Some of us, however, are not called to overseas missions. How can we advance the kingdom while remaining local? Hosting international students is one way forward. Jessica, who has been involved in this type of outreach for years, welcomes international students into her home, invites them to church, and plans weekend trips for student groups. She wants to see others join her—and she knows this looks different for everyone. Maybe you have an empty bedroom; maybe you simply have a free afternoon for coffee. Either way, it’s a chance to build relationships. “God has transported people from restricted access countries and essentially planted them in our backyards! Those who come to Christ will carry the good news to their family and friends when they return to their home countries.”
If you are interested in engaging international students, Jessica suggests contacting your nearest university, or connecting with local ministries to international students. She’s also happy to answer your questions personally! You can receive her contact information from email@example.com.

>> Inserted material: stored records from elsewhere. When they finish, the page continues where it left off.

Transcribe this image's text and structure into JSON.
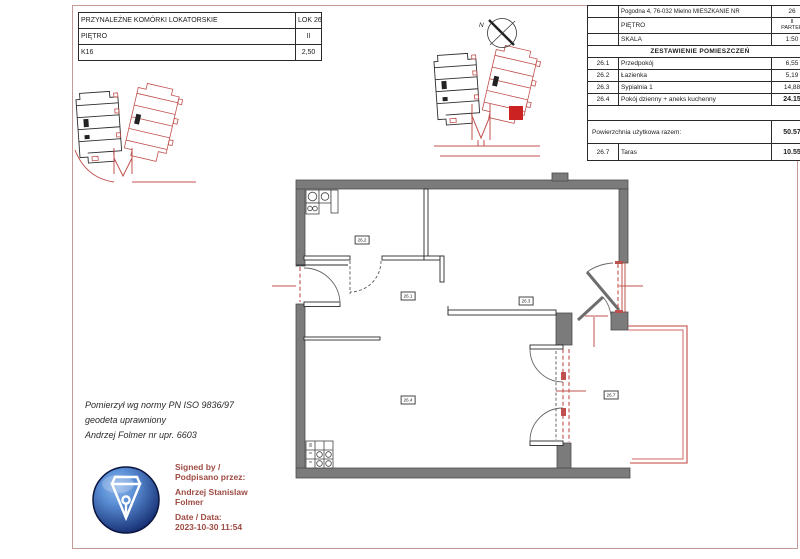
{
  "left_table": {
    "rows": [
      {
        "label": "PRZYNALEŻNE KOMÓRKI LOKATORSKIE",
        "value": "LOK 26"
      },
      {
        "label": "PIĘTRO",
        "value": "II"
      },
      {
        "label": "K16",
        "value": "2,50"
      }
    ]
  },
  "right_table": {
    "address_row": {
      "label": "Pogodna 4, 76-032 Mielno MIESZKANIE NR",
      "value": "26"
    },
    "floor_row": {
      "label": "PIĘTRO",
      "value_line1": "II",
      "value_line2": "PARTER"
    },
    "scale_row": {
      "label": "SKALA",
      "value": "1:50"
    },
    "header": "ZESTAWIENIE POMIESZCZEŃ",
    "rooms": [
      {
        "no": "26.1",
        "name": "Przedpokój",
        "area": "6,55"
      },
      {
        "no": "26.2",
        "name": "Łazienka",
        "area": "5,19"
      },
      {
        "no": "26.3",
        "name": "Sypialnia 1",
        "area": "14,88"
      },
      {
        "no": "26.4",
        "name": "Pokój dzienny + aneks kuchenny",
        "area": "24.15"
      }
    ],
    "total_row": {
      "label": "Powierzchnia użytkowa razem:",
      "value": "50.57"
    },
    "terrace_row": {
      "no": "26.7",
      "name": "Taras",
      "area": "10.55"
    }
  },
  "plan_labels": {
    "hall": "26.1",
    "bathroom": "26.2",
    "bedroom": "26.3",
    "living": "26.4",
    "terrace": "26.7"
  },
  "compass": {
    "label": "N"
  },
  "surveyor_note": {
    "line1": "Pomierzył wg normy  PN ISO 9836/97",
    "line2": "geodeta uprawniony",
    "line3": "Andrzej Folmer nr upr. 6603"
  },
  "signature": {
    "line1": "Signed by /",
    "line2": "Podpisano przez:",
    "name_line1": "Andrzej Stanislaw",
    "name_line2": "Folmer",
    "date_label": "Date / Data:",
    "date_value": "2023-10-30 11:54"
  },
  "colors": {
    "wall-gray": "#7b7b7b",
    "plan-red": "#c0504d",
    "terrace-red": "#cd6762",
    "frame-pink": "#c49a96",
    "sig-text": "#9e4b42",
    "sphere-dark": "#132a6e",
    "sphere-light": "#5b8fd6"
  }
}
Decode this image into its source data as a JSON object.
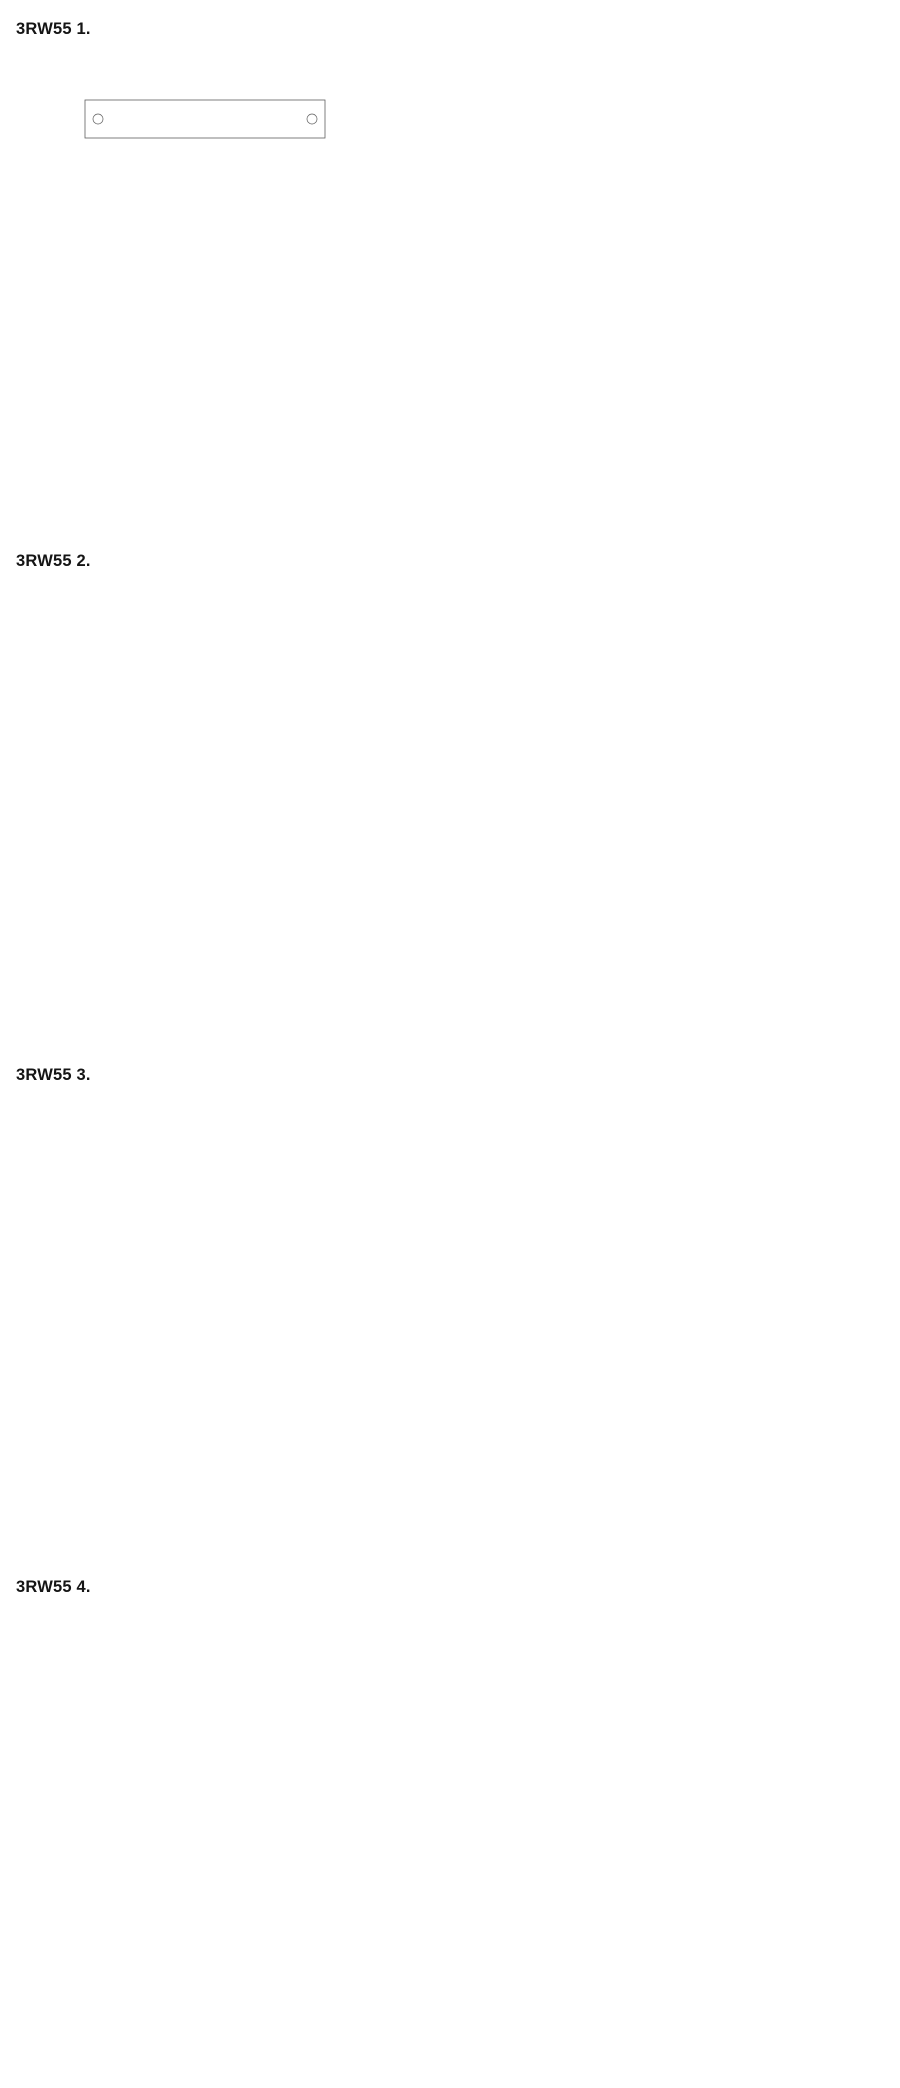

Perhaps you are not drawn to international students, but want to reach out to your neighbors down the street or in a larger city. We’re working to develop this type of local ministry in Shepard, the community where the Rosedale International Center (RIC) is located. This year, a group of staff and interns began meeting to learn about simple church methods and discipleship through relationships. Through prayer walks, community events, and involvement in the local school, this group has built relationships with RI’s neighbors. The hope is to eventually see house churches emerge. We invite you to explore what this outreach model could look like in your own community.
I love the focus of this article. I think perhaps the challenge of being missionaries right where you are planted is more difficult than going to the far corners in some jungle area. I like how one friend defined a missionary. Anyone who responses in obedience to whatever God asks you to do. Sort of covers everyone. Blessings of wisdom and obedience to all, especially those willing to be light and salt wherever.